Saya mendapatkan musibah kehilangan sertifikat tanah dan rumah. Nanti akan saya tulis bagaimana itu bisa terjadi. Saya akan berbagi proses apa saja yang saya lalui terkait dengan kejadian ini.

Pertama kali saat sadar bahwa sertifikat tanah dan rumah tidak ada di tempatnya, dan dicari ke segala tempat yang mungkin juga tidak ditemukan, saya dan istri langsung menuju ke polsek. Polsek adalah kantor polisi di level kecamatan tempat tinggal.
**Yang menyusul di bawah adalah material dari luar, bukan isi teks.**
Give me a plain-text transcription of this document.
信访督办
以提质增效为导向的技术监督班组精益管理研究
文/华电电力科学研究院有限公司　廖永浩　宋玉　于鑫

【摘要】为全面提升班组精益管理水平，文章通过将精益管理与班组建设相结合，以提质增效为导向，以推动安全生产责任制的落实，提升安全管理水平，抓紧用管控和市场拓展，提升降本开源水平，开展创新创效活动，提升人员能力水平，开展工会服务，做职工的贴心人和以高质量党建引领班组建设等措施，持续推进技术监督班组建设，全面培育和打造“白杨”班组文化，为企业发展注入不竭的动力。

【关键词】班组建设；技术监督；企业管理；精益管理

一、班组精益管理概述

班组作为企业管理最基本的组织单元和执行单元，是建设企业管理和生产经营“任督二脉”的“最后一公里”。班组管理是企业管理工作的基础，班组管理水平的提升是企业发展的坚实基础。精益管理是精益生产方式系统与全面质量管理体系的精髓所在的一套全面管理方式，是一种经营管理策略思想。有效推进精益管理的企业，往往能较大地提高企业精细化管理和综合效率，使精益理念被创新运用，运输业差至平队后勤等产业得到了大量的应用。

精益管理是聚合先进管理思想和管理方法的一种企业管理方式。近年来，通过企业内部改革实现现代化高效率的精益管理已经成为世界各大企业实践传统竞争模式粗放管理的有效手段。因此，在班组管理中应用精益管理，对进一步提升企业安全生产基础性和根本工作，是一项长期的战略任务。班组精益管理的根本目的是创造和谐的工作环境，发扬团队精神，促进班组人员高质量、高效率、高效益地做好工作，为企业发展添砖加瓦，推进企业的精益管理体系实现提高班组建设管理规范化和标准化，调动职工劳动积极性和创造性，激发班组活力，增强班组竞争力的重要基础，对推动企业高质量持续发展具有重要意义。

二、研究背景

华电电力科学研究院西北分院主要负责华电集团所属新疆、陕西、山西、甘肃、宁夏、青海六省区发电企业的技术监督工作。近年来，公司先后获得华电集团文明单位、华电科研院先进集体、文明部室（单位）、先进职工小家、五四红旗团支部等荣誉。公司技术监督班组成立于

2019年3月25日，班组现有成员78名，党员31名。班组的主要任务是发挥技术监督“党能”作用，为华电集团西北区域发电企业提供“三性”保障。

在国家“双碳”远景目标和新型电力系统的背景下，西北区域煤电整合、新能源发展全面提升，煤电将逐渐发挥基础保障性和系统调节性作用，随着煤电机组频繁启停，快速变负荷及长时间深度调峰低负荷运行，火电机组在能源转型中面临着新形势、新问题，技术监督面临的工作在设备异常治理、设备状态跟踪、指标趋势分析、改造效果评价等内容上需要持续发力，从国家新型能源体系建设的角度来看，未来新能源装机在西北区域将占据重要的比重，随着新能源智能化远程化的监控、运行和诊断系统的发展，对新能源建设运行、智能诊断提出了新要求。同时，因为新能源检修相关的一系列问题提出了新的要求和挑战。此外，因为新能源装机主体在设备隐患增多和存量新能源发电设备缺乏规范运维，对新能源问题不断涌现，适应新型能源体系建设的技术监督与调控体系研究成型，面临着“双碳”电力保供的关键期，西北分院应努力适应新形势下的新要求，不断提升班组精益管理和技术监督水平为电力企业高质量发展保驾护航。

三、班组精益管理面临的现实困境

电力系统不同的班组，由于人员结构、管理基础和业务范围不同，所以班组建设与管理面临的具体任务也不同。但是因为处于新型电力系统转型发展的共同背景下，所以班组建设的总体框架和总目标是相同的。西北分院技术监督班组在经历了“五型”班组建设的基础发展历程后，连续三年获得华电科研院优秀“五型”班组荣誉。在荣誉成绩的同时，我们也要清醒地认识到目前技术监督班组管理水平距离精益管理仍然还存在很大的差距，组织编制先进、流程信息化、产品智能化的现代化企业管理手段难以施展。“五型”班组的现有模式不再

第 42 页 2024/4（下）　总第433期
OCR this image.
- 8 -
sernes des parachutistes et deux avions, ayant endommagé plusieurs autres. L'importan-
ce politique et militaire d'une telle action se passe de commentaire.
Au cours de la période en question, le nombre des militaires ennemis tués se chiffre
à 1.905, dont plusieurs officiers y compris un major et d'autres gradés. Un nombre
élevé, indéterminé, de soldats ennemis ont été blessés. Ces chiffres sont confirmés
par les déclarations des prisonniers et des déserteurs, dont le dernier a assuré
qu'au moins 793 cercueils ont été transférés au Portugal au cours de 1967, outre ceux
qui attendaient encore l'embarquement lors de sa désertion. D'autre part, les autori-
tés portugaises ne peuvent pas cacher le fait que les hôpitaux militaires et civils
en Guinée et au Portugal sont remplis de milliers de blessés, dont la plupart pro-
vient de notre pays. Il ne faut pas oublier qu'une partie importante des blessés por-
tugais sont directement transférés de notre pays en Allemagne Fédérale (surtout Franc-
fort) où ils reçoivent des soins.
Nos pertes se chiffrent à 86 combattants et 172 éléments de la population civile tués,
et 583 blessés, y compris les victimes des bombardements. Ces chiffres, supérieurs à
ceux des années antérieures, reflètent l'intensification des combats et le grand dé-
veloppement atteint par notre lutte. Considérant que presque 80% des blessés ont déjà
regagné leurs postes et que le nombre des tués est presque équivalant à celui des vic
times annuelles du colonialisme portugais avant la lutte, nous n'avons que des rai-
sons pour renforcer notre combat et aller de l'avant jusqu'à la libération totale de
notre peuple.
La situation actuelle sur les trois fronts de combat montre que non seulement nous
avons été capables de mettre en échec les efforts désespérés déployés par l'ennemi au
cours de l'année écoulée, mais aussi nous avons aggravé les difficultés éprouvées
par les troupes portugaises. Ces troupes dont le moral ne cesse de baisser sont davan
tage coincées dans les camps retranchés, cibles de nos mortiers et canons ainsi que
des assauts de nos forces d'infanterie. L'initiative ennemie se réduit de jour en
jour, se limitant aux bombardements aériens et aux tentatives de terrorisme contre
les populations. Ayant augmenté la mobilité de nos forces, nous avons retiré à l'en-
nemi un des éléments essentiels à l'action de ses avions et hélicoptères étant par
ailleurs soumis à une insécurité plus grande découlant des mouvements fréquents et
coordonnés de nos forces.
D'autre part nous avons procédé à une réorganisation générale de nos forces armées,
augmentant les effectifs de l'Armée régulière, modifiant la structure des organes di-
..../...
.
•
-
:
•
Setelah sampai di polsek saya dimasukkan ke divisi reskrim (terkait dengan kriminal), karena kasus saya pencurian. Di sini prosesnya cukup lama karena saya diwawancarai sebagai saksi, sekitar 2 jaman. Di sini saya mendapatkan surat keterangan hilang dari kepolisian.

Keesokan harinya, saya berdiskusi dengan notaris tentang kasus ini. Sang notaria berkata, bisa saja sertifikat itu disalahgunakan (digadaikan atau dijual dengan memalsukan kartu identitas saya) dan dia menyarankan untuk mengurus sertifikat pengganti. Karena saya tidak mau kehilangan waktu untuk mengurus surat ini, saya menggunakan jasa sang notaris. Biaya yang dia minta termasuk pengumuman di media massa sebesar 4,5 juta. Cukup mahal tapi cukup murah juga daripada terjadi kejadian yang tidak diinginkan.

Sat ini ketika saya menulis ini  (6 September 2013  sekitar jam 10 pagi) sedang menghadiri proses pengambilan sumpah si BPN (Badan Pertanahan Nasional). Prosesnya sederhana, saya membaca teks sumpah yang sudah disiapkan di depan kepala apa gitu (lupa) lalu menandatanginya di atas materai.

Tahap berikutnya adalah pengumuman di koran. Selama 30 hari masa berlaku pengumuman itu, jika tidak ada pihak yang keberatan maka proses akan dilanjutkan. Dan setelah itu tinggal menunggu (ini sih katanya, sampai saat ini belum tahu yang sebenarnya karena masih diproses).